Cortamos madeira de forma rudimentar e temos as mãos calejadas. Andamos em florestas, caçamos alces para a nossa alimentação e fazemos nosso próprio fogo, sem a ajuda de ser algum. Colecionamos histórias, mulheres, cicatrizes. Você pode rir, achar que isso tudo é só parte daquele adento de texto pra dar alívio cômico, mas somos muito mais importantes para a sua vida do que imagina a vossa vida juvenil.

Somos heróis! Salvamos a Chapeuzinho Vermelho, desbravamos florestas virgens para acalentar o inverno, seja pelas choupanas construídas com o produto do nosso trabalho ou pela simples lenha que crepita derrotada nas lareiras vilarejos afora. Nós damos proteção, combustível e folclore para a humanidade.

Titio Murray e seus amigos, numa quarta qualquer em 1910
Ode ao lenhador

Nascemos lenhadores por qualquer brincadeira de deus, que nos fez filhos de lenhadores, pais de lenhadores. Nossos irmãos da Escócia acumulam cânticos em nossa homenagem e nossos amigos africanos dançam em nossa homenagem em volta da fogueira. No Brasil, aspirantes a lenhadores leem textos que elevam a nossa profissão, o nosso fardo de lenhador. Não fazemos o que fazemos por acaso, mas porque fomos feitos destinados a inspirar outros lenhadores.

Daqui dos confins do Oregon, emanamos masculinidade, instintos primitivos. Nosso trabalho é perigoso, mal remunerado, incômodo para todo o corpo, mas formamos a imagem da resistência e da força bruta, da barba vistosa e do machado reluzente. Somos guardiões do epicentro de toda a masculinidade que há e sempre houve nesse mundo. Não guardamos os segredos de como ser um macho, não salvamos regras em talhas de madeira, mas emanamos toda a virilidade do mundo para o mundo, partindo do nosso dia-a-dia nos confins do Oregon e chegando até você, aspirante a lenhador, lenhador de outros continentes, viuvinhas necessitadas de um novo messias do amor.

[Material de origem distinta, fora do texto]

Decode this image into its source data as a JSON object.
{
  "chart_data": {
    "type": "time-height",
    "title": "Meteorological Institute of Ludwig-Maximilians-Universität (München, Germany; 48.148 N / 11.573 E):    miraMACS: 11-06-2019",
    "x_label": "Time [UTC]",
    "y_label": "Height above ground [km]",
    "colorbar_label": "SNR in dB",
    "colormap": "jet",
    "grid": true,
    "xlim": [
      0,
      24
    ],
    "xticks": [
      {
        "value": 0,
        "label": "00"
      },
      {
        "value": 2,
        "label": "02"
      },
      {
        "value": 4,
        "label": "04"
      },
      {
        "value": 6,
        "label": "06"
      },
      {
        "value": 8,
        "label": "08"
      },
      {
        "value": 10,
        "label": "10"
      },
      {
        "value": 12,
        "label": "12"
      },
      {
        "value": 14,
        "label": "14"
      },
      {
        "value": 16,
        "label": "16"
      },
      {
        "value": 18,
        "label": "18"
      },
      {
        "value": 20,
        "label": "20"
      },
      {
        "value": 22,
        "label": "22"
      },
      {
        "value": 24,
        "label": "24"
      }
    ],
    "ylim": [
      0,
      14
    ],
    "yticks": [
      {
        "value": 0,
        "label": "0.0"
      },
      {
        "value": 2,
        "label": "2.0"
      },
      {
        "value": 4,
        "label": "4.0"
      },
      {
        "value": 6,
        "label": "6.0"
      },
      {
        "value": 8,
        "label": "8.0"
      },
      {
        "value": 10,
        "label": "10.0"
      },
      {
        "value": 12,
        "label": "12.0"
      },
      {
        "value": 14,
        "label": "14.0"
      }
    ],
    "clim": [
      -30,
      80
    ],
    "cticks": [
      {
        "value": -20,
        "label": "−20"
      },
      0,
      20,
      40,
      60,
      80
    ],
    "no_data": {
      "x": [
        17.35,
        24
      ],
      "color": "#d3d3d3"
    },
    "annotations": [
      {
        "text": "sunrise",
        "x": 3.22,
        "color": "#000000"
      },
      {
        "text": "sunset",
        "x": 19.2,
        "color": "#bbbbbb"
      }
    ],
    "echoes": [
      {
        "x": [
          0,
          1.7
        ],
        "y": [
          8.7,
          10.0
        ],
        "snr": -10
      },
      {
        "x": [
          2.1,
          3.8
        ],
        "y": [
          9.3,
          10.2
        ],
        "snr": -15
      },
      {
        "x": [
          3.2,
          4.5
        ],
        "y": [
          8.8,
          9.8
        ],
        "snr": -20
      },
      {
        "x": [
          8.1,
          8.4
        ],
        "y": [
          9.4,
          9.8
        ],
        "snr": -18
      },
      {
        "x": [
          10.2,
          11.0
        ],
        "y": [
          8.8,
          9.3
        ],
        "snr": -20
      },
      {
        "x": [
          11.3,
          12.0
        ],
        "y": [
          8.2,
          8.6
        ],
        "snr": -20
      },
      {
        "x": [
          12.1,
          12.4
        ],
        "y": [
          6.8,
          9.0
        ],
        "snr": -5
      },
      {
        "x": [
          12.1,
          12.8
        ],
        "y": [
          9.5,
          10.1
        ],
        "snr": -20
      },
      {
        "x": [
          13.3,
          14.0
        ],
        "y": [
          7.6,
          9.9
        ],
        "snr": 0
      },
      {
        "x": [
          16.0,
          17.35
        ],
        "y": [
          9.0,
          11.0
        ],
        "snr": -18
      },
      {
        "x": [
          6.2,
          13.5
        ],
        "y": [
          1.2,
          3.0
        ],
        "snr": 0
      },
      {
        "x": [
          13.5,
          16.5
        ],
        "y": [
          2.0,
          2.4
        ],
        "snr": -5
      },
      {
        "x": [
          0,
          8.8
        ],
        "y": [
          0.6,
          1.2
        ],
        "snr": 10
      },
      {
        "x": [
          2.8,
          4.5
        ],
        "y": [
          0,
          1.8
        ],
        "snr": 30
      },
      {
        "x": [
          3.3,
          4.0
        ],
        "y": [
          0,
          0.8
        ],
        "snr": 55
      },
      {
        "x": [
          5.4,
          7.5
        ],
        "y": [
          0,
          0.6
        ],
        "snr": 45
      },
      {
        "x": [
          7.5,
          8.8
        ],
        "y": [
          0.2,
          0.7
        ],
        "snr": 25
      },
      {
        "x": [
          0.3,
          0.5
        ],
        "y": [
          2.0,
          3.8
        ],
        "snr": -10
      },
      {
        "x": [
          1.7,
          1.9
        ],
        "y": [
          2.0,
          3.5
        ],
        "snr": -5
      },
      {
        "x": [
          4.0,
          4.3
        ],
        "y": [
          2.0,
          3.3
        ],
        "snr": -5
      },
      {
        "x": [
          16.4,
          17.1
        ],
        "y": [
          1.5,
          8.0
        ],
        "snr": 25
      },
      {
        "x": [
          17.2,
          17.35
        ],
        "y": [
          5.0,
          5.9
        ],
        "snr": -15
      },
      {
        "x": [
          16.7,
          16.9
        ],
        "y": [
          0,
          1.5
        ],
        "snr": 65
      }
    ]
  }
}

Se você afundou um prego na parede, na primeira tacada, foi porque estávamos cortando lenha. Aquele que bebe a água mais ardente numa só talagada, como se, qualquer, a água fosse, é porque estávamos cortando lenha. Todas as fodas bem dadas, todos os carros bem estacionados, o teu futebol, as explosões em filmes, a roupa mal passada, o garçom do bar, a stripper do bar, a arte pornô, o juízo final. Lenha, lenha e mais lenha. Sabe quando você bate o dedo na quina da cadeira e sente uma vontade iminente de gemer fininho? É porque estávamos na hora do café e do pão sovado. Na maioria das vezes, o gritinho é contido e trocado por palavrões dos mais altos escalões. É porque não brincamos em serviço: um gole de café, um naco de pão e cá estamos novamente,a  produzir toda a lenha que vai esquentar esse teu sangue de macho.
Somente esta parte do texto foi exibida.